Ralph Angel (1951-2020) was an American poet, translator, and educator. He was born in Seattle, Washington, as a second-generation American of Sephardic Jewish descent. He earned his Bachelor of Arts degree at the University of Washington and his Master of Fine Arts degree at the University of California, Irvine. He went on to become the Edith R. White Distinguished Professor at the University of Redlands, where he shaped the Creative Writing Department and taught for 39 years, and he was a beloved member of the MFA in Writing faculty at Vermont College of Fine Arts.

Angel’s published works included Anxious Latitudes (Wesleyan University Press, 1986); Neither World (Miami University Press, 1995), which received the James Laughlin Award of the Academy of American Poets; Twice Removed (Sarabande Books, 2001), which was nominated for the Los Angeles Times Book Award and was a finalist for the Washington State Book Award; Exceptions and Melancholies: Poems 1986-2006 (Sarabande Books, 2006), honored with the 2007 PEN USA Award for Poetry; and Your Moon (New Issues Poetry & Prose, 2013), which was awarded the 2013 Green Rose Poetry Prize. His translation of the Federico García Lorca collection, Poema del cante jondo / Poem of the Deep Song, (Sarabande Books, 2006) received a Willis Barnstone Poetry Translation Prize.
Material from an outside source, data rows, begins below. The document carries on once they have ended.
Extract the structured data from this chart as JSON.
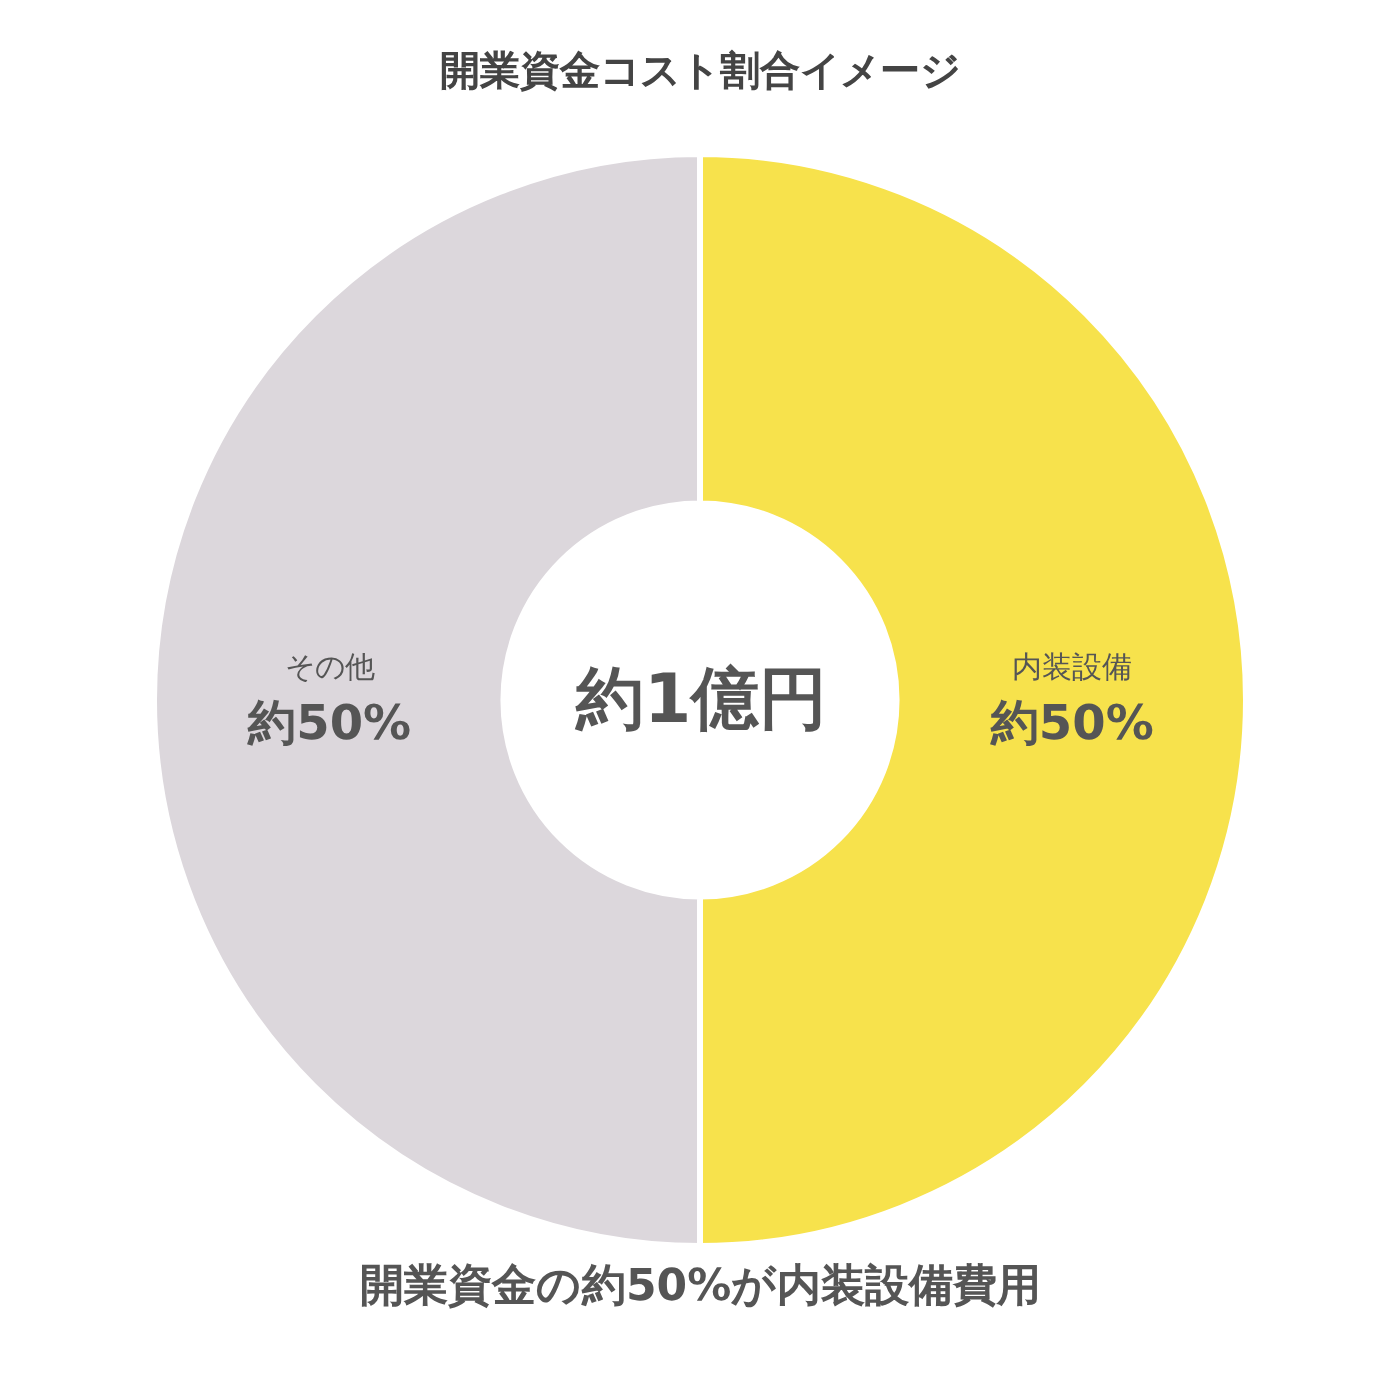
{
  "chart_data": {
    "type": "donut",
    "title": "開業資金コスト割合イメージ",
    "categories": [
      "内装設備",
      "その他"
    ],
    "values": [
      50,
      50
    ],
    "colors": [
      "#f7e24c",
      "#dcd7dc"
    ],
    "value_labels": [
      "約50%",
      "約50%"
    ],
    "annotations": [
      "約1億円",
      "開業資金の約50%が内装設備費用"
    ],
    "legend": false
  }
}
Angel’s poems have appeared in scores of magazines, and have been collected in numerous anthologies, including The Plume Anthology of Poetry, Pratik International, The Heart's Many Doors, The Best American Poetry, American Hybrid, Poets of the New Century, and Forgotten Language. Other awards included a gift from the Elgin Cox Trust, a Pushcart Prize, the Gertrude Stein Award, a Fulbright Foundation fellowship, and the Bess Hokin Award of the Modern Poetry Association.

Angel was a friend of Foundlings Press and contributed to the Strays series. His collection in Strays Pack 2 was his final publication before his passing on March 6, 2020.

Foundlings Press Publisher Aidan Ryan says: I remember vividly speaking with Ralph over the phone, in the first days of the new year, about his contribution to our series. His voice was like his poems: patient, clear, direct, with a laugh always waiting in the wings. Here was a celebrated poet, a senior statesman of poetry, taking a call from a stranger and offering his work (without any chance of acclaim or fair remuneration) to an upstart, unproven little press from Buffalo. I remember the gratitude, amazement, and and relief I felt when Ralph so immediately understood our spirit as a press and the thrust of the Strays project. And what a gift his poems were.

Ralph left behind an incredible body of work, but he also left a legacy of support, guidance, and inspiration for younger poets as well as his contemporaries. I’m happy that, with Mary Angel’s blessing and assistance, we can honor Ralph in a way that feels continuous with his life’s work: By recognizing, honoring, and encouraging the work of other poets.